Now the reaction of a smart person to this proposition might go something like this: OK, but how do you distinguish between the crazies and their crazy conspiracy theories and the process of diligently trying to connect the dots?
I think the answer to that is pretty easy. Crazy people aren’t trying to understand what’s really going on in the world. Far from it. Rather, they have an ideological agenda, and they’re trying to make the real world conform to the craziness inside their own heads. Often this is religious craziness. Almost always it’s some kind of ideological craziness. And the crazy kind of people aren’t being diligent and scientific at all. They’re dishonest, stupid, and credulous.

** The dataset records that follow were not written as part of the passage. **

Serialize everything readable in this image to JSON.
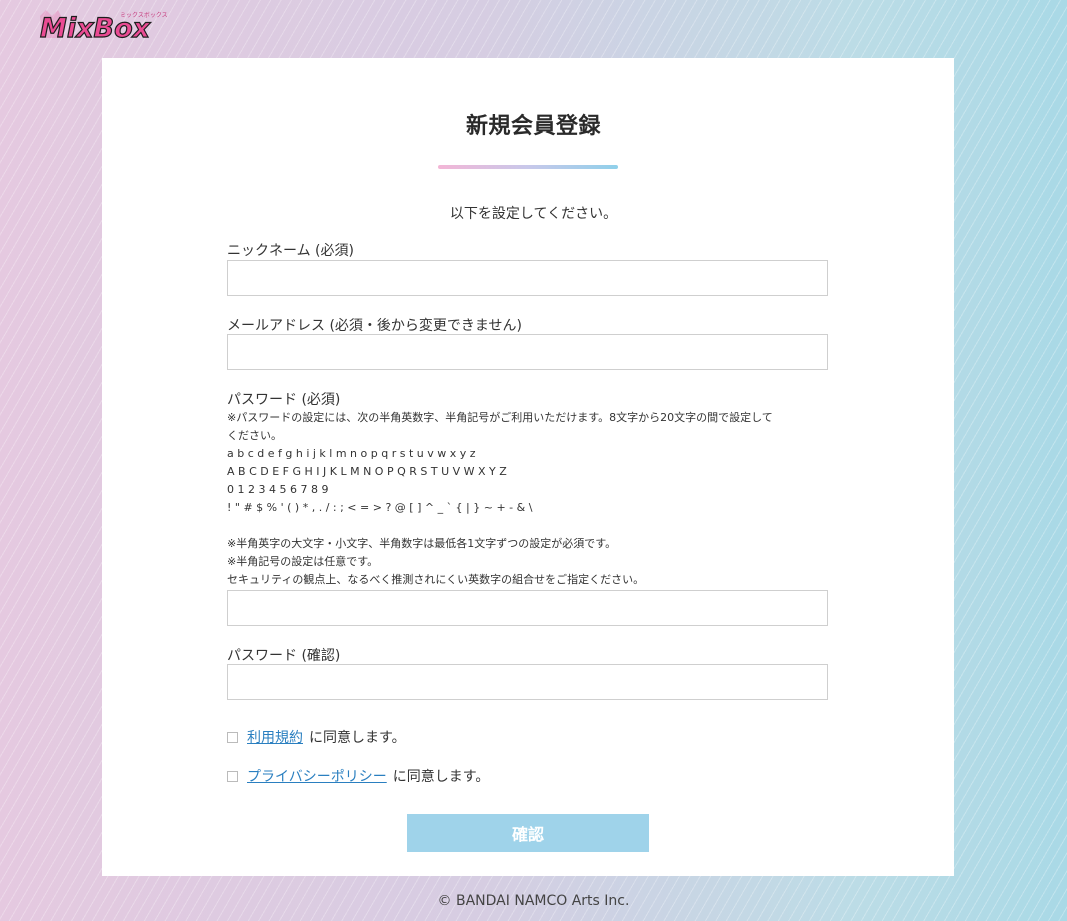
{
  "brand": {
    "logo_text": "MixBox",
    "logo_subtext": "ミックスボックス"
  },
  "form": {
    "title": "新規会員登録",
    "intro": "以下を設定してください。",
    "nickname": {
      "label": "ニックネーム (必須)",
      "value": "",
      "placeholder": ""
    },
    "email": {
      "label": "メールアドレス (必須・後から変更できません)",
      "value": "",
      "placeholder": ""
    },
    "password": {
      "label": "パスワード (必須)",
      "help_lines": [
        "※パスワードの設定には、次の半角英数字、半角記号がご利用いただけます。8文字から20文字の間で設定して",
        "ください。",
        "a b c d e f g h i j k l m n o p q r s t u v w x y z",
        "A B C D E F G H I J K L M N O P Q R S T U V W X Y Z",
        "0 1 2 3 4 5 6 7 8 9",
        "! \" # $ % ' ( ) * , . / : ; < = > ? @ [ ] ^ _ ` { | } ~ + - & \\"
      ],
      "notes": [
        "※半角英字の大文字・小文字、半角数字は最低各1文字ずつの設定が必須です。",
        "※半角記号の設定は任意です。",
        "セキュリティの観点上、なるべく推測されにくい英数字の組合せをご指定ください。"
      ],
      "value": "",
      "placeholder": ""
    },
    "password_confirm": {
      "label": "パスワード (確認)",
      "value": "",
      "placeholder": ""
    },
    "terms": {
      "checked": false,
      "link": "利用規約",
      "suffix": "に同意します。"
    },
    "privacy": {
      "checked": false,
      "link": "プライバシーポリシー",
      "suffix": "に同意します。"
    },
    "confirm_button": "確認"
  },
  "footer": {
    "copyright": "© BANDAI NAMCO Arts Inc."
  },
  "colors": {
    "button_disabled": "#9fd3ea",
    "link": "#2a7fc0",
    "bar_pink": "#f3b6d6",
    "bar_blue": "#8fd0ea"
  }
}
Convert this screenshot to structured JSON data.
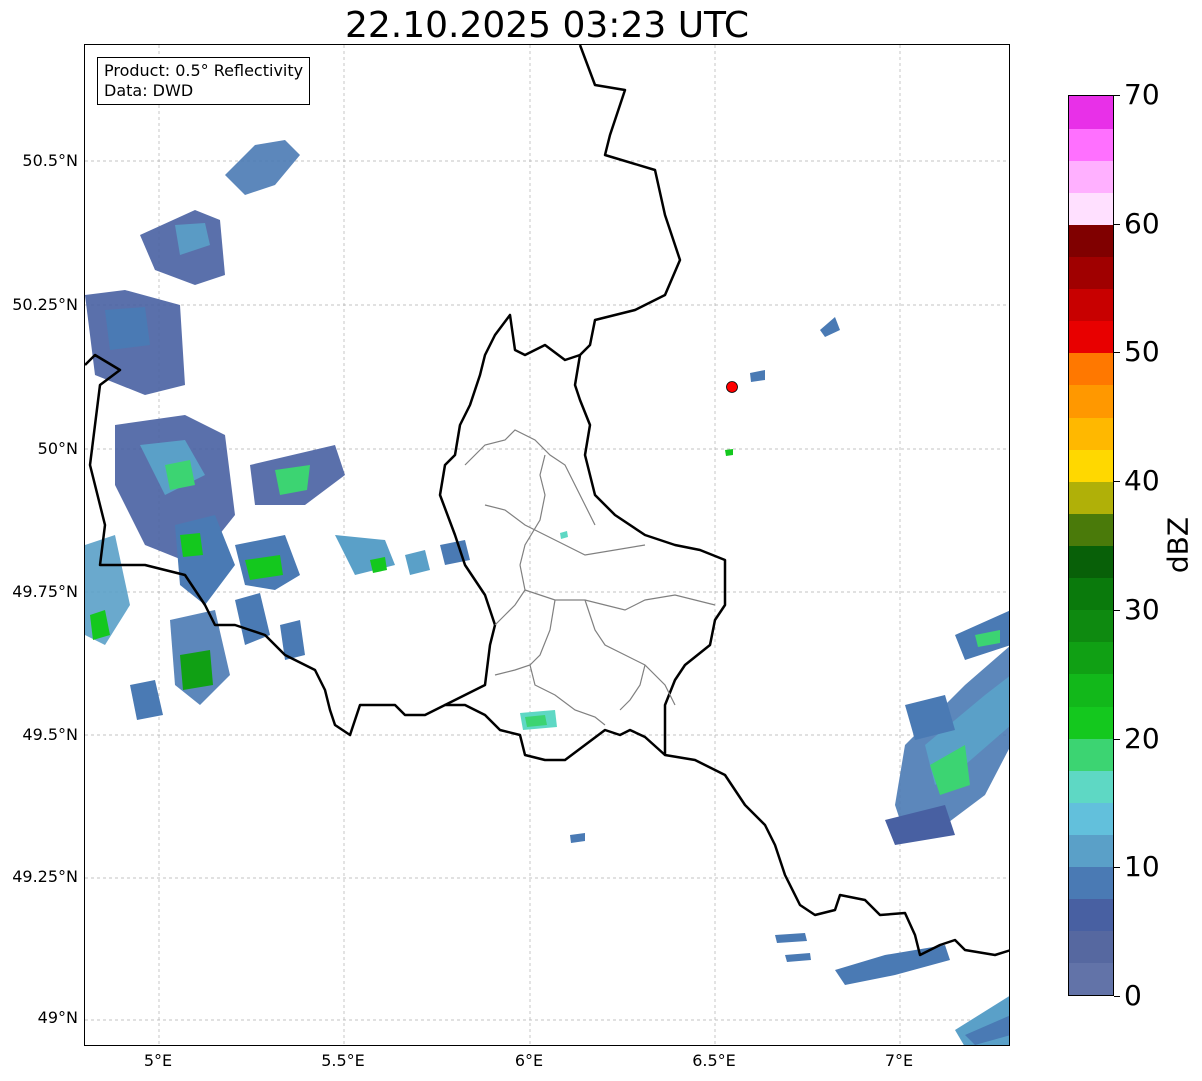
{
  "title": "22.10.2025 03:23 UTC",
  "info": {
    "product": "Product: 0.5° Reflectivity",
    "data": "Data: DWD"
  },
  "map": {
    "lon_range": [
      4.8,
      7.3
    ],
    "lat_range": [
      48.95,
      50.7
    ],
    "x_ticks": [
      {
        "lon": 5.0,
        "label": "5°E"
      },
      {
        "lon": 5.5,
        "label": "5.5°E"
      },
      {
        "lon": 6.0,
        "label": "6°E"
      },
      {
        "lon": 6.5,
        "label": "6.5°E"
      },
      {
        "lon": 7.0,
        "label": "7°E"
      }
    ],
    "y_ticks": [
      {
        "lat": 50.5,
        "label": "50.5°N"
      },
      {
        "lat": 50.25,
        "label": "50.25°N"
      },
      {
        "lat": 50.0,
        "label": "50°N"
      },
      {
        "lat": 49.75,
        "label": "49.75°N"
      },
      {
        "lat": 49.5,
        "label": "49.5°N"
      },
      {
        "lat": 49.25,
        "label": "49.25°N"
      },
      {
        "lat": 49.0,
        "label": "49°N"
      }
    ],
    "grid": true,
    "radar_site": {
      "lon": 6.55,
      "lat": 50.11,
      "color": "#ff0000"
    }
  },
  "colorbar": {
    "unit": "dBZ",
    "min": 0,
    "max": 70,
    "ticks": [
      {
        "value": 0,
        "label": "0"
      },
      {
        "value": 10,
        "label": "10"
      },
      {
        "value": 20,
        "label": "20"
      },
      {
        "value": 30,
        "label": "30"
      },
      {
        "value": 40,
        "label": "40"
      },
      {
        "value": 50,
        "label": "50"
      },
      {
        "value": 60,
        "label": "60"
      },
      {
        "value": 70,
        "label": "70"
      }
    ],
    "colors": [
      "#6273a8",
      "#5668a0",
      "#4860a2",
      "#4a7ab4",
      "#5aa0c8",
      "#62c0dc",
      "#5ed8c4",
      "#3cd472",
      "#14c81e",
      "#12b81a",
      "#10a014",
      "#0e8a10",
      "#0a7a0c",
      "#086008",
      "#4a7a0a",
      "#b0b008",
      "#ffd800",
      "#ffb800",
      "#ff9800",
      "#ff7800",
      "#e80000",
      "#c80000",
      "#a00000",
      "#800000",
      "#ffe0ff",
      "#ffb0ff",
      "#ff70ff",
      "#e830e8"
    ]
  }
}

But we aren’t like that are we?
Writing Fugue in Ursa Major required quite a lot of research. Though the story begins in the here and now, I have a lot to say about the past and how the world came to be the way it is today. In particular, I’m concerned with the history of classical Greece, the rise and fall of Rome, and the beginning of the Dark Ages. I’m no scholar, but this kind of research actually is a lot of fun to do. When, in the novel, my characters talk about how the world used to be, I want their thinking to be plausible and academically defensible. For that reason, I don’t mess around much with popular histories. I read the academic stuff. So, when you read Fugue in Ursa Major, you may wonder at times, “Was it really like that back then?” And my response would be, “To the best of our knowledge, yes it was.”
Conspiracy Theory in America, by Lance deHaven-Smith. The University of Texas Press, 2013. 260 pages.